The financial challenges of the New Westminster Board of Education have been well chronicled in the press. Few New Westminster residents are unaware that the school district spent $2.8 million more than it received last year. Less well-known is that the district has also identified a structural (meaning annual) deficit of $3.5 million. These two numbers are frightening to look at when compared to the annual school district budget of about $59 million.

The impact of this financial crisis has already been felt, with supplies budgets drying up and discretionary spending cut. However, it is in the future, the next school year, when these cuts will fully impact education - and the impact will be devastating. To deal with the deficit, the Board of Education has announced cuts of close to 20 full-time teaching positions, 20 special education assistants and up to 15 custodial and clerical positions, with several other positions also to be eliminated. Education in New Westminster will look vastly different next year under this scenario, and not for the better.

The teaching cuts proposed so far have tried to protect class size, but that has meant a reduction in services to students, particularly those with special needs. Resource teachers - those who work with classroom teachers to support students with special needs, adapt curriculum, liaise with special education assistants, and write individual education plans - are to be reduced 35 per cent at the school level and 40 per cent at the district level.

School counsellors have also been severely reduced, with the heaviest impact being at the elementary level where there will be one counsellor for the entire population of elementary school students. Counselling under this model will be emergency-based counselling, at best.

Cuts have also impacted teacher-librarians, music programs, elective courses and many other services that make up public education.

The union has expressed concerns about where these cuts have landed and has counselled the district to provide more support for what is known as non-enrolling teachers but it has been a painful task. To protect one teaching position here is to cut another teacher there.

As has often been repeated, "We stopped cutting into fat years ago; we are cutting now into muscle and bone."

The school district has taken responsibility for the financial maelstrom we find ourselves in and well it should. Recently, there has been new focus on oversight and fiscal management that was severely lacking. However, one thing can be said - while the district spent far more than it received, the money that was overspent went where it would have a benefit - it went into schools and classes. It went into service to students.

What this budget crisis highlights is the "lost decade" we have experienced in regards to provincial support of public education.

The current government has loudly proclaimed it has provided the highest funding ever. However, it refuses to acknowledge the highest funding ever has not met the highest ever costs, many of them downloaded by the government.

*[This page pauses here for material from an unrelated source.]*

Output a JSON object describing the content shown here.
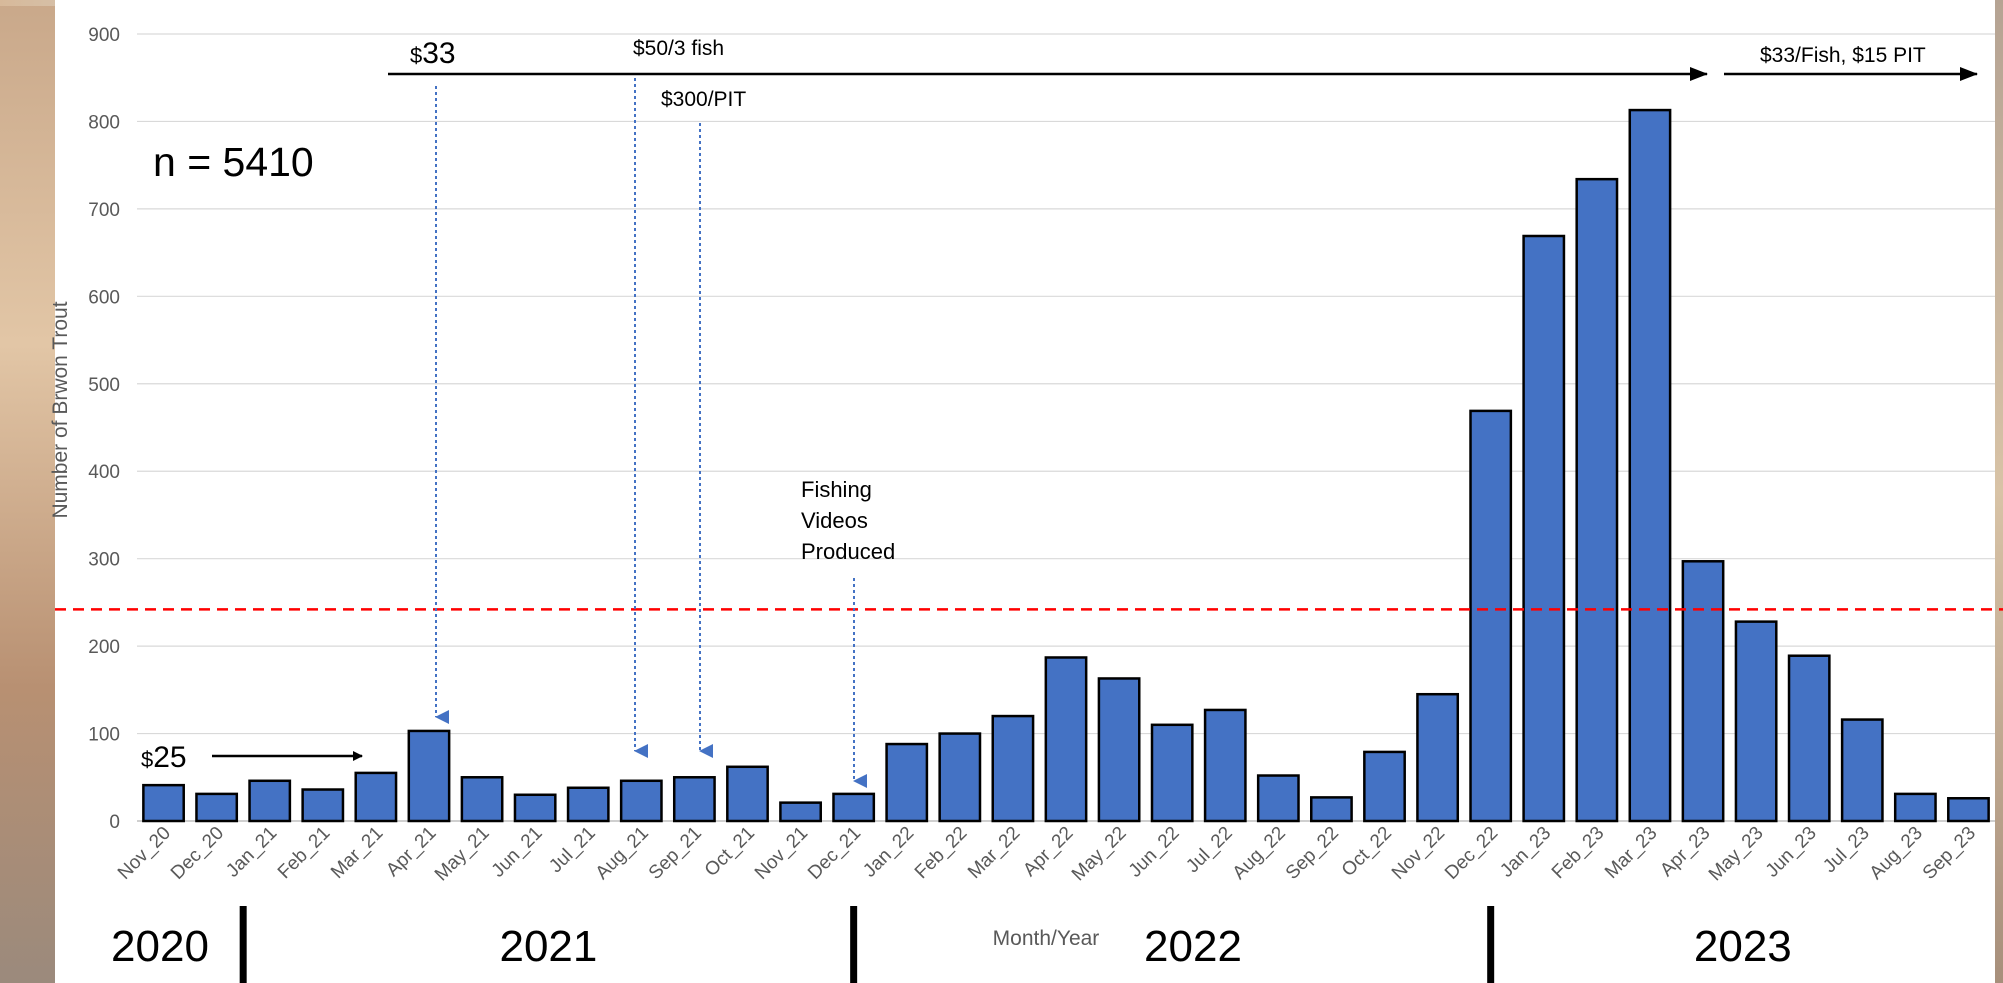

B.C. students are funded at a rate of more than a thousand dollars less per student than the Canadian average. B.C. has the highest student to educator ratio in Canada.

Education funding has not kept pace with inflation and in 2001, public education was 26 per cent of the provincial budget.

Today it is 15 per cent. These numbers are real - they can be confirmed through Statistics Canada.

Essential supports such as resource teachers, counsellors and special education assistants will not be available to those students who need their time and skills. Make no mistake - as a result of this budget crisis, students will suffer.

Teachers will continue to strive for educational excellence. It is amazing what they have done with the resources available.

That work just became that much more difficult, with fewer and fewer bearing the load.

And unfortunately, we will be saying goodbye to many dedicated and highly skilled New Westminster teachers, who will be forced to try to find work in other districts. They will be sorely missed.

Grant Osborne is president of the New Westminster Teachers' Union.